Estação Farrapos e Anchieta do Trensurb.
Ônibus com pista exclusiva.
Mas o show é privado.
E agora José?
Os versos da música “Brincar de Viver” , mencionada no último parágrafo, são da autoria de Guilherme Arantes, e não de Nelson Motta.
Esses versos não são de Nelson Motta
Sou de Belo Horizonte e fui a Porto Alegre para assistir ao show de Caetano e Bethânia. Tive a sorte de dividir um carro de aplicativo com duas pessoas que estavam no mesmo hotel, para irmos a Arena. Durante aquele espetáculo maravilhoso estava pensando que teria dificuldades em retornar ao hotel, até porque não conheço bem a cidade. Decidi sair no começo o da última música e dei a sorte de tomar um ônibus que me deixou na Praça XV, a 15 minutos a pé do meu hotel. Sabia que se ficasse até o final do show, correria o risco de gastar horas à espera de um transporte.
Olá Sílvia! Adorei seu relato. Também sou fã de carteirinha de Caetano. Na última vez em que ele esteve aqui, eu deveria ter uma 18, 19 anos… Época de Circuladô… Não veio mais… Então também me aventurei em visitar POA. Reboquei minha esposa comigo. Um show maravilhoso, uma consagração… mas também passamos esperando um Uber, um táxi, um riquixá…, mais tempo do que no show. Saímos de lá quase às duas da manhã. Cansados e assustados. E pagamos caro para ir dali até um hotel em frente à rodoviária. Valeu a pena? Valeu muito. Mas não precisava ter sido tão sofrido. Um abraço e parabéns
Esqueci de te dizer que sou de Manaus. No Circuladô não consegui ir. Faltou o detalhe do vil metal..

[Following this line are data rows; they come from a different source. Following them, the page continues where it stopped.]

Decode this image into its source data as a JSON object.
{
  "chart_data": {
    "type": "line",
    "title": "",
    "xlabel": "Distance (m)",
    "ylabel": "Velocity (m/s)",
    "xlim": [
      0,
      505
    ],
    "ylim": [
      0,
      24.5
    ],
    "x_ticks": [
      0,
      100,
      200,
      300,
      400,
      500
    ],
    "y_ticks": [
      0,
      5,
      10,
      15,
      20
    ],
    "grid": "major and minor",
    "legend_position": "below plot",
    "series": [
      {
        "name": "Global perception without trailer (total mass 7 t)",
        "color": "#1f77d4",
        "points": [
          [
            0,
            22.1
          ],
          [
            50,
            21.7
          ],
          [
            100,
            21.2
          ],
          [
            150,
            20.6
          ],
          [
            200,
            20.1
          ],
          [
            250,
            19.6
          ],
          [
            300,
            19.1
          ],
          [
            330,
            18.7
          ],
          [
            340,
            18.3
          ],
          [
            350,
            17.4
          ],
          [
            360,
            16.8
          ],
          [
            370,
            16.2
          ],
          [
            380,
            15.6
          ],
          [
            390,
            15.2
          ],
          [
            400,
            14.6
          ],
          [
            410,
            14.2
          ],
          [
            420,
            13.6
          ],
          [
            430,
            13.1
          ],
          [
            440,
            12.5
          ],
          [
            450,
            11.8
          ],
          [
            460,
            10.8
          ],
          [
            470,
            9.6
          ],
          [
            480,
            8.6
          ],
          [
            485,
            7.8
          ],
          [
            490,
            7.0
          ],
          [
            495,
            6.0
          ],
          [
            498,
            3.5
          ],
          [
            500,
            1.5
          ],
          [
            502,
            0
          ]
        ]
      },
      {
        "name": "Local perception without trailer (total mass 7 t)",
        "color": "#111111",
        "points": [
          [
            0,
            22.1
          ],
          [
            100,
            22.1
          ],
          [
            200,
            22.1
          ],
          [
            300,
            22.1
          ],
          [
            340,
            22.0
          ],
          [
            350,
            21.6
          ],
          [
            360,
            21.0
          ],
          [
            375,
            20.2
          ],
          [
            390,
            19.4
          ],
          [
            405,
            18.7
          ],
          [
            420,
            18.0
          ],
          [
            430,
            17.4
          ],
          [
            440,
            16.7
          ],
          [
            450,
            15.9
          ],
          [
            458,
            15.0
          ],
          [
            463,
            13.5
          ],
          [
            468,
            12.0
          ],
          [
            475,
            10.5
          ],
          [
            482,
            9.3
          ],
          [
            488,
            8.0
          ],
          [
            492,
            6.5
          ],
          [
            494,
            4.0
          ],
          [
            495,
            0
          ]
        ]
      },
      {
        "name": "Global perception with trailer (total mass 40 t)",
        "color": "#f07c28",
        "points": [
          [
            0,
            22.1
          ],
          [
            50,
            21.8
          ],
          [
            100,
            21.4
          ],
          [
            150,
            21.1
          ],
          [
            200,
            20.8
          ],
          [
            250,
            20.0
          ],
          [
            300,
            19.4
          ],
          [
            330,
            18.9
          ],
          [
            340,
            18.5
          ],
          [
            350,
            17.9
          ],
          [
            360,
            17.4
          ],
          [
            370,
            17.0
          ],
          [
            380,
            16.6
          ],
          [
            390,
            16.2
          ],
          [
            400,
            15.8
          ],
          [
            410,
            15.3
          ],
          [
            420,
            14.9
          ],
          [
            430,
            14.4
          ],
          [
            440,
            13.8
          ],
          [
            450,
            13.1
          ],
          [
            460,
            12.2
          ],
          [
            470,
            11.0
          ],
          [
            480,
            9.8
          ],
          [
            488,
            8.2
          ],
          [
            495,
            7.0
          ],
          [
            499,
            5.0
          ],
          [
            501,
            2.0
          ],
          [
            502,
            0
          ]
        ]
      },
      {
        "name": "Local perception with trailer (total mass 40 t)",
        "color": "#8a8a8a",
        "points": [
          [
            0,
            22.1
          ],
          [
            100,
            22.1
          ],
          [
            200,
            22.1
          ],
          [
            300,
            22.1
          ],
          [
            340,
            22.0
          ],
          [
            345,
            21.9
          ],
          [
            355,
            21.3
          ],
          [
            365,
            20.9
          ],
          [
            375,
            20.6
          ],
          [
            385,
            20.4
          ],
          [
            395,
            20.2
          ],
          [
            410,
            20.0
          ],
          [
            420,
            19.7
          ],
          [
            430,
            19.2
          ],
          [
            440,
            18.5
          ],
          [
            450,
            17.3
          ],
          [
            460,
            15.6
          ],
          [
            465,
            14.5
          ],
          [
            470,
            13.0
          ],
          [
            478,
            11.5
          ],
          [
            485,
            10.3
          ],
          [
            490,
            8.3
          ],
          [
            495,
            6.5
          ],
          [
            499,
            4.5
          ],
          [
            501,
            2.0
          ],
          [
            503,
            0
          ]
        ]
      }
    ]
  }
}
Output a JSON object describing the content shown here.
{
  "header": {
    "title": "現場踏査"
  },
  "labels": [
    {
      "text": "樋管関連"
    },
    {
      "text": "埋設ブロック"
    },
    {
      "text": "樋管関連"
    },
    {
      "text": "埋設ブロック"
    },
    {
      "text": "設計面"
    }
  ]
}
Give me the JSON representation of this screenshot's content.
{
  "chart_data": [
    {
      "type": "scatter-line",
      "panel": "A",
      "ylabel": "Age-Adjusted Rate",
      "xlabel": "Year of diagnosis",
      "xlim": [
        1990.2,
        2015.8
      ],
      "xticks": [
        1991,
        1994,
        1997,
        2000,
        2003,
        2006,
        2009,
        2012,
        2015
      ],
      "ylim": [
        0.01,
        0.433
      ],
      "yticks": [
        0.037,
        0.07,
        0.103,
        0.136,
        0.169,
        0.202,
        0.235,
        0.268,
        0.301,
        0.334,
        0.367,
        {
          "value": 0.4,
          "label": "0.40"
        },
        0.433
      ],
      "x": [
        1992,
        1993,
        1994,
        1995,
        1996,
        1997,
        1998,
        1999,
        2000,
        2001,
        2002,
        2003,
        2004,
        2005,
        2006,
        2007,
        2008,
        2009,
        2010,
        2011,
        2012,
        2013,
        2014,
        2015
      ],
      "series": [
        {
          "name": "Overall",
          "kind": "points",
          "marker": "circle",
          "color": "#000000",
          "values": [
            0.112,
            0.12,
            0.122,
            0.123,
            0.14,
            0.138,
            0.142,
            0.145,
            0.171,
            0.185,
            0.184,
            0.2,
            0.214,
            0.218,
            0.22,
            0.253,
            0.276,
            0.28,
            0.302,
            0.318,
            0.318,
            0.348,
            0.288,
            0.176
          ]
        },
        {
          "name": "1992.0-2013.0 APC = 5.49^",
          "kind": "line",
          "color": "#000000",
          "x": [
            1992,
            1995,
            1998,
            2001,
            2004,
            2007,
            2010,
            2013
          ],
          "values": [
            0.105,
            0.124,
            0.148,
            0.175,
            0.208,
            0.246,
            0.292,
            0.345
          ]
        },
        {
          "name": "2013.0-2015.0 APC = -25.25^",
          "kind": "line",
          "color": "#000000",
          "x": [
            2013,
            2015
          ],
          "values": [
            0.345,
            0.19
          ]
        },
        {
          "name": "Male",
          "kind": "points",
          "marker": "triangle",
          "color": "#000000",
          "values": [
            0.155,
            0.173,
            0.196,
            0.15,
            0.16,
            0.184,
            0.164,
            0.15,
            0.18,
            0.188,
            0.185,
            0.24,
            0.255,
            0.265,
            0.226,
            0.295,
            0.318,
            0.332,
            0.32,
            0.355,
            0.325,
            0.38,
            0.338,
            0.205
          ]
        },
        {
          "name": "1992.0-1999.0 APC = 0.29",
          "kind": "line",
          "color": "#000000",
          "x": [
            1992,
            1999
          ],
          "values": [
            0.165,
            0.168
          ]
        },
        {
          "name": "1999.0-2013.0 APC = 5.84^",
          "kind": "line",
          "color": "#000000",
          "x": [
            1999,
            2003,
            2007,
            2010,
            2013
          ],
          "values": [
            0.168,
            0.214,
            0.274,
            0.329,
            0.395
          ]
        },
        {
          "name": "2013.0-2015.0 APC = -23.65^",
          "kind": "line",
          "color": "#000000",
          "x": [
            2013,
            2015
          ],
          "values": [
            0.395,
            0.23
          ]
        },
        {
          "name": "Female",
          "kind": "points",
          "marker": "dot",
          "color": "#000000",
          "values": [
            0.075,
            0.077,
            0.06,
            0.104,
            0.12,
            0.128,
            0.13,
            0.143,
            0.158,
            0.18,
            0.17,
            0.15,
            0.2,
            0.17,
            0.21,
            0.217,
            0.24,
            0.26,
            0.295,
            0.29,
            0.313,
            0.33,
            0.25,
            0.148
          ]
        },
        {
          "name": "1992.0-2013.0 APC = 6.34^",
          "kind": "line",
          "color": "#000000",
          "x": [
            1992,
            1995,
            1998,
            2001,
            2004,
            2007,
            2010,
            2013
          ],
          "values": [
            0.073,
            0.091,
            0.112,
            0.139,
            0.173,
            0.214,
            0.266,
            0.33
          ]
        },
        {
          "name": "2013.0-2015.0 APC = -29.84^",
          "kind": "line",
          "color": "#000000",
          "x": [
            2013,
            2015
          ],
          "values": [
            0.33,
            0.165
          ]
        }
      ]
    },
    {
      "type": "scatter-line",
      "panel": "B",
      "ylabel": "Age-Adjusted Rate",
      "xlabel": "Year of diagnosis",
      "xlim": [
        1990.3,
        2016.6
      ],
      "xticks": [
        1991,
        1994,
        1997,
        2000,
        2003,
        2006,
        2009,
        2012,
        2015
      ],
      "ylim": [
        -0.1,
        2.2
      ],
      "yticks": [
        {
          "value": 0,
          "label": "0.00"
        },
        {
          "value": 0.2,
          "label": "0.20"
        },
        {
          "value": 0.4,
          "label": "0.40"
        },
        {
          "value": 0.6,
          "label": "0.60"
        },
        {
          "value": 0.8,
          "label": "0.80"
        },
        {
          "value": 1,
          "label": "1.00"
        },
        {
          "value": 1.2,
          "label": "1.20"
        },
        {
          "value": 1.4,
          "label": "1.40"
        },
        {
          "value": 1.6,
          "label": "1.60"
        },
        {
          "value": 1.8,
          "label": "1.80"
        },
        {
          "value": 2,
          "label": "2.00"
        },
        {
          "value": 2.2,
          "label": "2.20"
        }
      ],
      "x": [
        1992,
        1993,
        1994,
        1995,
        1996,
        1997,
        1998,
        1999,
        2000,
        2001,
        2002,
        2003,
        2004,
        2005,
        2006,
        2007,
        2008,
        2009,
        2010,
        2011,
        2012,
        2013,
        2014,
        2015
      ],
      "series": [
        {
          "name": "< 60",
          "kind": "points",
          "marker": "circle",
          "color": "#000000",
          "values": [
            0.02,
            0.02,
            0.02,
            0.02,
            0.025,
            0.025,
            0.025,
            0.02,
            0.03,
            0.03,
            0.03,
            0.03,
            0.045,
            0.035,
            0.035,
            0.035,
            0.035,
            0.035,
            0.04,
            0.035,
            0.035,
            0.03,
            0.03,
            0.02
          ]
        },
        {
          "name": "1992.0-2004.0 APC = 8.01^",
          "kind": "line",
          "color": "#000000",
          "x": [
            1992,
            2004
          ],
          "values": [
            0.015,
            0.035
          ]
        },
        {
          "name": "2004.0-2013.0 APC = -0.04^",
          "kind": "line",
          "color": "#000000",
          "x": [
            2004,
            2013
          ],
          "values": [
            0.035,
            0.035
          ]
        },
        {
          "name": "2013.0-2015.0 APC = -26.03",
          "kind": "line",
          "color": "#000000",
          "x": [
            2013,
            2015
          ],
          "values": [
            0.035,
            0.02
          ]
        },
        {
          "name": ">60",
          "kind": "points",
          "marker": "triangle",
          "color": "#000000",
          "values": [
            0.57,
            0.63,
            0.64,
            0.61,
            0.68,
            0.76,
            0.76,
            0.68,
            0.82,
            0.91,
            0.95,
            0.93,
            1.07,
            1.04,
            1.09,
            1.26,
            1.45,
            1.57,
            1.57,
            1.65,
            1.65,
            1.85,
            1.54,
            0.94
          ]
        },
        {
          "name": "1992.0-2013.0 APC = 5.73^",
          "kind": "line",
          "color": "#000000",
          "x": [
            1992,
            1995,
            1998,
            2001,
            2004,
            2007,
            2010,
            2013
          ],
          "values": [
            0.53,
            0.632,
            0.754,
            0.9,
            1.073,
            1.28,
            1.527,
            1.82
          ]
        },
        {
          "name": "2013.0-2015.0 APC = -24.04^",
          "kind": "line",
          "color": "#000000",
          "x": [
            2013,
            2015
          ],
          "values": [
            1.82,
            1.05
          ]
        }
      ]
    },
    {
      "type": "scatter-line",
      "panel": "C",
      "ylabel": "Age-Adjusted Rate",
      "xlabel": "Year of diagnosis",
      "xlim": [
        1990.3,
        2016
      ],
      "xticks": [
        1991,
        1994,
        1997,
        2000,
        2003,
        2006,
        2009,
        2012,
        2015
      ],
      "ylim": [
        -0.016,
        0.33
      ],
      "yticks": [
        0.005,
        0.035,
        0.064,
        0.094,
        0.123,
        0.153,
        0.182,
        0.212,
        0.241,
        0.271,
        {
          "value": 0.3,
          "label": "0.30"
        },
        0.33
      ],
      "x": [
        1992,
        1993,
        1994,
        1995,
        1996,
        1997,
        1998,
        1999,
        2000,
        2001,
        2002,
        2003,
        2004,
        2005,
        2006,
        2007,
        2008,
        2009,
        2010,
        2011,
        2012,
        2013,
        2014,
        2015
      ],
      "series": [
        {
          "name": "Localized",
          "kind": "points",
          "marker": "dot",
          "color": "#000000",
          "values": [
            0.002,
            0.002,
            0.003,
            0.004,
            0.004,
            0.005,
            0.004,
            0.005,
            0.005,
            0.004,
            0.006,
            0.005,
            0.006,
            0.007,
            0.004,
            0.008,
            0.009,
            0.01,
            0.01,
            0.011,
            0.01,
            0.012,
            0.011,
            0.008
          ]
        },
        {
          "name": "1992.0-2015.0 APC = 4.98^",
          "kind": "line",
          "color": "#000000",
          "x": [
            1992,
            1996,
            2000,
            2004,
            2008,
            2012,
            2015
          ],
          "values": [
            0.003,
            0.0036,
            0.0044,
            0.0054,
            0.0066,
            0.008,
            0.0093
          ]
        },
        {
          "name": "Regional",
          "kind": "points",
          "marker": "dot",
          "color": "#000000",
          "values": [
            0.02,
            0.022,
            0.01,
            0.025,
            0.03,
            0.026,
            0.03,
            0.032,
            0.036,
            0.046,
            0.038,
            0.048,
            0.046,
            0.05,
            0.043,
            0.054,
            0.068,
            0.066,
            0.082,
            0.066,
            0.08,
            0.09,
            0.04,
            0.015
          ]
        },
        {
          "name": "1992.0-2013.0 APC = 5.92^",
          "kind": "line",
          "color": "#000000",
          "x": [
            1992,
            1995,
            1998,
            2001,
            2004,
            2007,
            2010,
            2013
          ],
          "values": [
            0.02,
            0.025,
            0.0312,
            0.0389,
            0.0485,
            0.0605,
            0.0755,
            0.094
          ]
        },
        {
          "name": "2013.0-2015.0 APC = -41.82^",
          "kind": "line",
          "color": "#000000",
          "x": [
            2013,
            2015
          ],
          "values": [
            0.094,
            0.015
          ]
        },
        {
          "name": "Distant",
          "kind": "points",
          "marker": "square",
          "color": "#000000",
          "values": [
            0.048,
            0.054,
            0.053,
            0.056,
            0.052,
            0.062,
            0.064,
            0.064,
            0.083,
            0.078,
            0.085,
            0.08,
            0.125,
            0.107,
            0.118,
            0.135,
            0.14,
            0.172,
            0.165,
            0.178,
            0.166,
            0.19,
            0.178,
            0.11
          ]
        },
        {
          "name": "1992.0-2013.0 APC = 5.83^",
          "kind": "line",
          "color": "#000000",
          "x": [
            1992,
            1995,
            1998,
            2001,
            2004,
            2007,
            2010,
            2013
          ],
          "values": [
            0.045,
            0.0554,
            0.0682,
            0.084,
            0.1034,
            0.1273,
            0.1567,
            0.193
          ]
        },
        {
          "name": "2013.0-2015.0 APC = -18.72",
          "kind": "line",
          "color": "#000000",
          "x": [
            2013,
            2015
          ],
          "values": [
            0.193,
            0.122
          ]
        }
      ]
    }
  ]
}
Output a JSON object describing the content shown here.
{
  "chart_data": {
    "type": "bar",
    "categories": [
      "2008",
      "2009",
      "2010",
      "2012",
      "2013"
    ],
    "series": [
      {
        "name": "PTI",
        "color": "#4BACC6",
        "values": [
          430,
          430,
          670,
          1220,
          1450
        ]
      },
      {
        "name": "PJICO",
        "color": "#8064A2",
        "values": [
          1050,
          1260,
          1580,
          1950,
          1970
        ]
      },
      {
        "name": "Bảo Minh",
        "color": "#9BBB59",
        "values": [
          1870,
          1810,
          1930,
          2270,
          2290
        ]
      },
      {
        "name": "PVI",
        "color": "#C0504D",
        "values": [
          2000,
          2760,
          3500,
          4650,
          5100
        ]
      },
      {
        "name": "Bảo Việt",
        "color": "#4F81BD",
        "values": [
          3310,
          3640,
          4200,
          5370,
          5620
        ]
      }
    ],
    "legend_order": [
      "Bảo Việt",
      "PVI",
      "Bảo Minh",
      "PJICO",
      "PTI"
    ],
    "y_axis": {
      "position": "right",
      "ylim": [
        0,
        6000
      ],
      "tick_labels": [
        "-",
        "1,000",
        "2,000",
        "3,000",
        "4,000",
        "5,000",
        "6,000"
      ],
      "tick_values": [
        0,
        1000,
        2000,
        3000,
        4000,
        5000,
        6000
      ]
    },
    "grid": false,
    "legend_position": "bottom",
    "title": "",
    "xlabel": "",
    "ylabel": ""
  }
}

Esqueci de te dizer que sou de Manaus. Na época do Circuladô eu não consegui ir… Faltou grana. Mas tinha no coração que um dia iria. E fui.
Perfeito! Sem mais…Passei por todos os desconfortos e me feriu observar de carro as “vitrines” dos moradores dessa região “esquecida” como tantas outras na nossa cidade! Eptc devendo orientação! Estacionamento externo da Arena como disseste! Argh!
Para nós foi uma caminhada de 1km e pouco até umas avenidas onde não tinha possibilidade de engarrafamento sem saida para um retorno Muitos tiveram essa ideia e assim fluiu para os Cam nantes apartir de 1 ,5 km de distancia do estadio.Mas se chove- se seria caótico.Negociamos com Uber,o trajeto so daria r$27 ,cobraram 50,queriam antes 70,quanto mais tarde subiam mais.Temos aquí a especulacão privada que não contribui. ainda assim um público calmo,todo mundo feliz pelo show andando e bordeando a favela onde bares simples tinham seus clientes.Näo vimos nessa direcão nem um policiamento ou organizador ,o povo só andava na esperança de descer um uber do céu porque impossível se deslocar na horizontal.Lá do nada tinha um numa curva afastado.Subimos 4, negociamos um termo medio, saiu barato.E o resto?Atèé as kombis no estadio devem haver saido duas horas depois.
Assistir estes Dois Irmãos Indefinidos Comunistas Caviar da Lei Rouba-lhe é uma tarefa pra lá de IDIOTA.